- Developer: Accountable SA
- Release: 2018
- Platform: Web, iOS, Android
- Type: Accounting software, tax compliance software
- Website: www.accountable.eu

= Accountable (software) =

Belgian accounting and tax software

Accountable is accounting and tax software for the self-employed and freelancers. Developed by Brussels-based Accountable SA, the platform combines bookkeeping, invoicing, expense management and tax filing. It operates in Belgium and Germany.

The software was introduced in Belgium before expanding to Germany in 2020. In 2025, Norwegian software group Visma acquired a minority stake in Accountable SA.

==History==
Accountable was develooped in Brussels by Nicolas Quarré, Alexis Eggermont and Hassan Ayed. The software was available in Belgium by 2018, when the company raised €1.7 million in a funding round led by Connect Ventures. Its early features included bank-account integration, invoicing, receipt scanning and tools for managing taxes.

The company entered the German market in April 2020. It raised €5.7 million in Series A financing in 2021, when it reported more than 10,000 users in Belgium and Germany. Additional investment brought the total Series A financing to €10 million in 2022.

In April 2025, Visma acquired a minority stake in the company. It had about 60,000 users and around 60 employees at the time. Belgium remained its largest source of revenue, while Germany was its faster-growing market.

==Software and services==
Accountable is designed primarily for freelancers, sole traders and other self-employed. Users can connect bank accounts, record receipts and business expenses, create invoices and prepare tax returns.

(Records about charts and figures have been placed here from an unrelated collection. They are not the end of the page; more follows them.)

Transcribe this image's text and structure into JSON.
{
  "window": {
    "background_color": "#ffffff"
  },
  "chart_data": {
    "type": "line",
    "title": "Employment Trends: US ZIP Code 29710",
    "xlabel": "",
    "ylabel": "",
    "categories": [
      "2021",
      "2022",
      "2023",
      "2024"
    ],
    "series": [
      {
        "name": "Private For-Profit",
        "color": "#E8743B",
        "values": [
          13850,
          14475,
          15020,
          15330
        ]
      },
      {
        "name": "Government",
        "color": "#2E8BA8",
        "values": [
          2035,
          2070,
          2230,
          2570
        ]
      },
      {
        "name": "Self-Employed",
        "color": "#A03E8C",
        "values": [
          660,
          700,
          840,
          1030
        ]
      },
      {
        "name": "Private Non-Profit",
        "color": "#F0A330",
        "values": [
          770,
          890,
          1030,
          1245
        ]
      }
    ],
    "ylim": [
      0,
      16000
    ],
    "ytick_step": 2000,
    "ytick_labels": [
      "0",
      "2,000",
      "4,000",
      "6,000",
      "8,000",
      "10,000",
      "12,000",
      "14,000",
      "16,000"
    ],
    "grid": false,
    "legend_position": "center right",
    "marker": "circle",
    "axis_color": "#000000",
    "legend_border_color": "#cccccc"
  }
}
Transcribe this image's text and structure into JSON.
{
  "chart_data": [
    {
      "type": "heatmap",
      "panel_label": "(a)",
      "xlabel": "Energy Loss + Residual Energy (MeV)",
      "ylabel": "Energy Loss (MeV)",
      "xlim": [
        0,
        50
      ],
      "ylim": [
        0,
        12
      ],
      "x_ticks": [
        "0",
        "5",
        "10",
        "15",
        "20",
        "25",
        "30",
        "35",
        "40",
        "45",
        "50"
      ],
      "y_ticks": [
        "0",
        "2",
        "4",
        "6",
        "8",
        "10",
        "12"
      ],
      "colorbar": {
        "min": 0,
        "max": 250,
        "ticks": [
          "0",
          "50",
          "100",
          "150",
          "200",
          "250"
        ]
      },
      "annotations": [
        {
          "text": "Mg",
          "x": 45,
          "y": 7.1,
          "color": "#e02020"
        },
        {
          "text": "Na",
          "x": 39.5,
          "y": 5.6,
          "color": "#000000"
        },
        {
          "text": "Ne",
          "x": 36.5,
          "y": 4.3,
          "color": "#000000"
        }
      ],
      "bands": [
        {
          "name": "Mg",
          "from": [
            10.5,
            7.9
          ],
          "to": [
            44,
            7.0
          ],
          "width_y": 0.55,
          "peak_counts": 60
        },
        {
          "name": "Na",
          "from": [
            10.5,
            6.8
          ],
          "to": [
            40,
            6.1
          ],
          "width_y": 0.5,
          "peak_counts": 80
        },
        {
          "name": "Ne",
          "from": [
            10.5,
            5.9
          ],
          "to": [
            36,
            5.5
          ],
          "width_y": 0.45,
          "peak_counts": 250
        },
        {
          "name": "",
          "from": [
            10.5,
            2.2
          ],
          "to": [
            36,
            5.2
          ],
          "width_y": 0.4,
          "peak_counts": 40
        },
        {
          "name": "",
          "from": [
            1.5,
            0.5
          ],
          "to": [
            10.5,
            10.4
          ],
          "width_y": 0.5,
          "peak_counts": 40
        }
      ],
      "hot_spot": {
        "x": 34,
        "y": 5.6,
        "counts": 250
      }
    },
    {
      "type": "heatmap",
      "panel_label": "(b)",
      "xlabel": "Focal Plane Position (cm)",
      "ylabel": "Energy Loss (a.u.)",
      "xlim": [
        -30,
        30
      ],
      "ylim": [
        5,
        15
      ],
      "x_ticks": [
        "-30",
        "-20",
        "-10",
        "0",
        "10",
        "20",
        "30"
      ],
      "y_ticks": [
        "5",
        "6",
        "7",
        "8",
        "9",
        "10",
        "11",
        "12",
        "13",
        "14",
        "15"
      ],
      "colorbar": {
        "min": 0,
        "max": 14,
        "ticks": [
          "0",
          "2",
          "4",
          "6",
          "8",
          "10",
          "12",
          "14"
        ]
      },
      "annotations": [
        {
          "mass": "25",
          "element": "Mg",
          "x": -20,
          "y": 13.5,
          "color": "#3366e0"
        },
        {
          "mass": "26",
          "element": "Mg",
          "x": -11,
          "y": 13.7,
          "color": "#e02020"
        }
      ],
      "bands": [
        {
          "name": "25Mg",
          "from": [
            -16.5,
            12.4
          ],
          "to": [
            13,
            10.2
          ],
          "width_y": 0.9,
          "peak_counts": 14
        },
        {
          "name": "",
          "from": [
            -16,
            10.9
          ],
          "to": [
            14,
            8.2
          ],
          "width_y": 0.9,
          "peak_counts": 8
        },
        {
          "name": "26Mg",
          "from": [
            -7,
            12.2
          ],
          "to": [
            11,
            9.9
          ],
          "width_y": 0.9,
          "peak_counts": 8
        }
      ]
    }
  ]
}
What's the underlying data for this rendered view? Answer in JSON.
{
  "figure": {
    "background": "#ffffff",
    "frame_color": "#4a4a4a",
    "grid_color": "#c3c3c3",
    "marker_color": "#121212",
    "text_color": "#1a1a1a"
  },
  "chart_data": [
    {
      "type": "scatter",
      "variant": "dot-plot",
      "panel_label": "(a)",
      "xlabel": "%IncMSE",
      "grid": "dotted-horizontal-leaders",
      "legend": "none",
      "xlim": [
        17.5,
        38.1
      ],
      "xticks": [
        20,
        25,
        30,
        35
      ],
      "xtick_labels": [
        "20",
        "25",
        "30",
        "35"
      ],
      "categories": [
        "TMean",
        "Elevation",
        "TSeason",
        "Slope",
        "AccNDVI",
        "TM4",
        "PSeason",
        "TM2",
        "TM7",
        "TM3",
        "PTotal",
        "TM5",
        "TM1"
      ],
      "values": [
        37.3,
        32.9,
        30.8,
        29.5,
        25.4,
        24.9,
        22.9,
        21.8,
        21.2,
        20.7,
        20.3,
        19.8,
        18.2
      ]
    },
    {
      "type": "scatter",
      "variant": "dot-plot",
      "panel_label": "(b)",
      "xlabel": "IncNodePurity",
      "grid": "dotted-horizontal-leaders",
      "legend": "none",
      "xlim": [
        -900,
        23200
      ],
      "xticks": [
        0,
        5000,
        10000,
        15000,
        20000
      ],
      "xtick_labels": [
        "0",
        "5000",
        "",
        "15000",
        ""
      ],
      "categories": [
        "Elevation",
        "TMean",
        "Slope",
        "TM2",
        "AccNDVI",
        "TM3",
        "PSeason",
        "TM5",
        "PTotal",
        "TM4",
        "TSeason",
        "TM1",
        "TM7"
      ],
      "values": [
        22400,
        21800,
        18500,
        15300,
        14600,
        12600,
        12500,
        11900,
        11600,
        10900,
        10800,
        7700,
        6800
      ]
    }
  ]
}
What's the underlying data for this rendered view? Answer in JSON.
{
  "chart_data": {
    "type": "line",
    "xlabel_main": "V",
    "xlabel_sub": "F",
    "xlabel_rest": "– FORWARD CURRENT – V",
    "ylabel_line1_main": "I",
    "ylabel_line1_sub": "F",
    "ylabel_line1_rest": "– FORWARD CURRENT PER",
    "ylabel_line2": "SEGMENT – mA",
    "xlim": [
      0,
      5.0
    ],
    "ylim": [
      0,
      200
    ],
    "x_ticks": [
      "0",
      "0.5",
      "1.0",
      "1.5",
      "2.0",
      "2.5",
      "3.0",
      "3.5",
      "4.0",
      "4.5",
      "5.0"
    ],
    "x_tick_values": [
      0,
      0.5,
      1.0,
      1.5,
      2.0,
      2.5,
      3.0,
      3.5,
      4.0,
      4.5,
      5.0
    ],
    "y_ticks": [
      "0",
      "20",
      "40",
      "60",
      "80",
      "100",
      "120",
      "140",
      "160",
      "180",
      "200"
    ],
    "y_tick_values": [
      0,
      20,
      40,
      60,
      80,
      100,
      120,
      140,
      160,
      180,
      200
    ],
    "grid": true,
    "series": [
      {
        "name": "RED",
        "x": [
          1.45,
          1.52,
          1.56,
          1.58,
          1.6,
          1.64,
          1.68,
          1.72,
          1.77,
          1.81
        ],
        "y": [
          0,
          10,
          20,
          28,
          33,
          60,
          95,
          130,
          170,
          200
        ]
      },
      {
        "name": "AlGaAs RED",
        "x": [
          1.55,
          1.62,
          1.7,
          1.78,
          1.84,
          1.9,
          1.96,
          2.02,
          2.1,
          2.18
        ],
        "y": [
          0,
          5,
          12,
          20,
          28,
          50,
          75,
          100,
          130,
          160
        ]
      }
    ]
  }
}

In February 2026, Accountable launched an integrated professional bank account in Belgium, allowing banking and accounting functions to be managed from the same platform.

In Germany, Accountable introduced an AI-based tax assistant in October 2023.

==Legal dispute over AI tax adviser==
In late 2025, the Berlin Chamber of Tax Advisers (Steuerberaterkammer Berlin) objected to Accountable's use of the term KI-Steuerberater. The chamber argued that the designation could violate German rules protecting the professional title Steuerberater.

Accountable disputed the allegations and announced that it would defend the case. The dispute received wider attention as a test of how professional regulations apply to artificial-intelligence services in regulated occupations. The proceedings remained pending in September 2026.